Deus, que concede às suas criaturas a incomparável variedade de seus dons, quis distinguir a águia entre os animais pela sublimidade de seu voo. A envergadura de suas asas a sustentam no mais alto dos Céus. Aí ela plaina; aí ela parece reinar. Por sua beleza e por sua força, a águia é a rainha dos ares. Logo, direis que ela brinca entre os raios do sol, ou mesmo que ela se banha nas nuvens que escondem a tempestade. Por vezes, contudo, ela rasga o imenso espaço, desce até nós... A águia só toca a terra para apanhar e dilacerar sua presa.
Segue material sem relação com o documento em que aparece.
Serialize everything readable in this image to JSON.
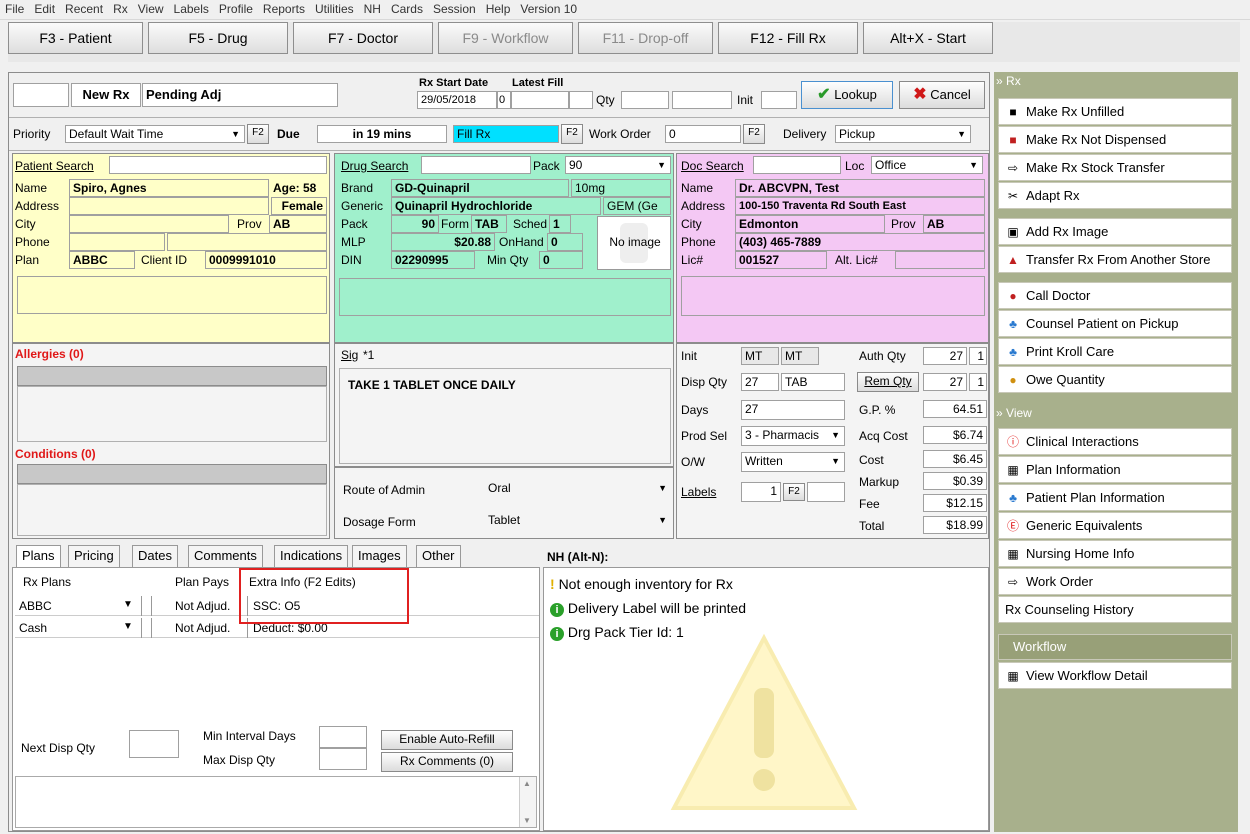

Ela é o símbolo do poder humano que, resplandecente de glória e segurando o raio entre suas mãos, só é conhecida no mundo pelas vitórias sangrentas que ela causa e pelas devastações que ela exerce.
"É assim, diz São Gregório, que o profeta Ezequiel compara Nabucodonosor a uma grande águia com as asas estendidas[2]". E é assim que mais tarde, quando Deus entregar à Roma o império do mundo, veremos as legiões romanas seguir a águia, que as guiarão na conquista do universo.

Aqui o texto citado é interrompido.